Hemobilia presents the triad of Quincke; gastrointestinal bleeding, abdominal pain and jaundice. The intensity of the symptoms may vary from mild pain, anemia with or without slight jaundice to massive, life threatening gastrointestinal bleeding [12-14]. The probability and severity of the bleeding correlates directly with the size of the pseudoaneurysm [9,12-15].
A recent surgical history and the clinical picture of hemobilia should prompt to endoscopy with retrograde endoscopic cholangiography, however it is often inconclusive [6,16]. Imaging studies such as Spiral CT and or ultrasound may reveal signs of the aneurysm [10,17-21]. The gold standard for the diagnosis is a visceral angiography [1,13,14,22].

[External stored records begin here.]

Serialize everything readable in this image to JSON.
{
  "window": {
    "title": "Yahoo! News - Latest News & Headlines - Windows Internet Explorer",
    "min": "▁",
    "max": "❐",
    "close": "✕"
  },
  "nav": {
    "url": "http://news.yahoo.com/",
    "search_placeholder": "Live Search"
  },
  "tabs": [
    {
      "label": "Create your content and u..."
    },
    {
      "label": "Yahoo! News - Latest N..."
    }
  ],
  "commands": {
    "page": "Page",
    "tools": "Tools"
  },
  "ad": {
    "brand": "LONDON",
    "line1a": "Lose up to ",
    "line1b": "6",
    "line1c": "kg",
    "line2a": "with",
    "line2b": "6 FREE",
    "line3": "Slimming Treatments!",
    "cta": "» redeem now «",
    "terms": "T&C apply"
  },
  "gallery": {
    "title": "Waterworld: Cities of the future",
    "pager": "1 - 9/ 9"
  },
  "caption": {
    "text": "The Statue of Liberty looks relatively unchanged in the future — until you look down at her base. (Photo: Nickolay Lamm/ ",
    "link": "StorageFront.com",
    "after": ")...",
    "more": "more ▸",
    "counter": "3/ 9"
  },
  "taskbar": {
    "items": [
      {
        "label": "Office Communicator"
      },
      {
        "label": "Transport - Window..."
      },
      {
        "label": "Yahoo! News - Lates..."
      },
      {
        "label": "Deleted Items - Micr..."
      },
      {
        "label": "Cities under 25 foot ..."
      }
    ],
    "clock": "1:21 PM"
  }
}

Transarterial embolization is the first therapeutic option in case of a severe or recurrent bleeding and has a success rate of 80 to 100% with a few complications [1,14,22,23]. In case of compression of the bile duct or a fistula or failure from embolization, open surgery should be performed to ligate the affected artery . In our patient, surgical ligature of the right hepatic artery was presumably performed, probably a branch, without occluding the main trunk of the RHA that harbored the pseudoaneurysm which led to recurrent bleeding that prompted embolization. Among the limitations of embolization are anatomical variations of the hepatic artery and recanalization of the aneurysm . Hepatic artery embolization risks are hepatobiliary necrosis, bleeding, abscess formation and gallbladder fibrosis . In case of embolization failure, open surgery for hemobilia is indicated [24,25].
In the scenario of hemobilia after laparoscopic cholecystectomy, a hepatic artery aneurysm must be strongly suspected, angiographically confirmed and embolized. If embolization fails, surgical intervention should be performed. This report aims to contribute to the awareness of the surgical community on the diagnosis and treatment of this infrequent situation and to highlight the relevance of endovascular embolization.
Among the therapeutic alternatives to occlude an aneurysmal sac, we have the reconstructive technique which uses metal coils or coated stents, and the deconstructive technique in which it is embolized by injecting occluding substances.
We decided for the second option before the difficult geometry of the celiac trunk that prevented the advance of our microcatheter guide towards the RHA and we used n-butyl cyanoacrylate plus lipiodol for its wide availability and lower cost in our environment as well as for our experience with this mixture in thousands of brain and systemic injuries. Particulate materials such as PVA, gel foam and others can only occlude the distal arteriolocapillary bed, but not large arteries, such as the RAE, which can increase the pressure of the stump and induce new hemorrhages.
Figure 1: Upper digestive tract endoscopy showing a massive fresh clot coming out the ampulla of Vater.
Figure 2: Non contrast CT scan showing the bleeding focus close to the surgical clips and liver hilium region (punto de sangrado) and a large clot in the choledocus lumen (coagulo coledociano).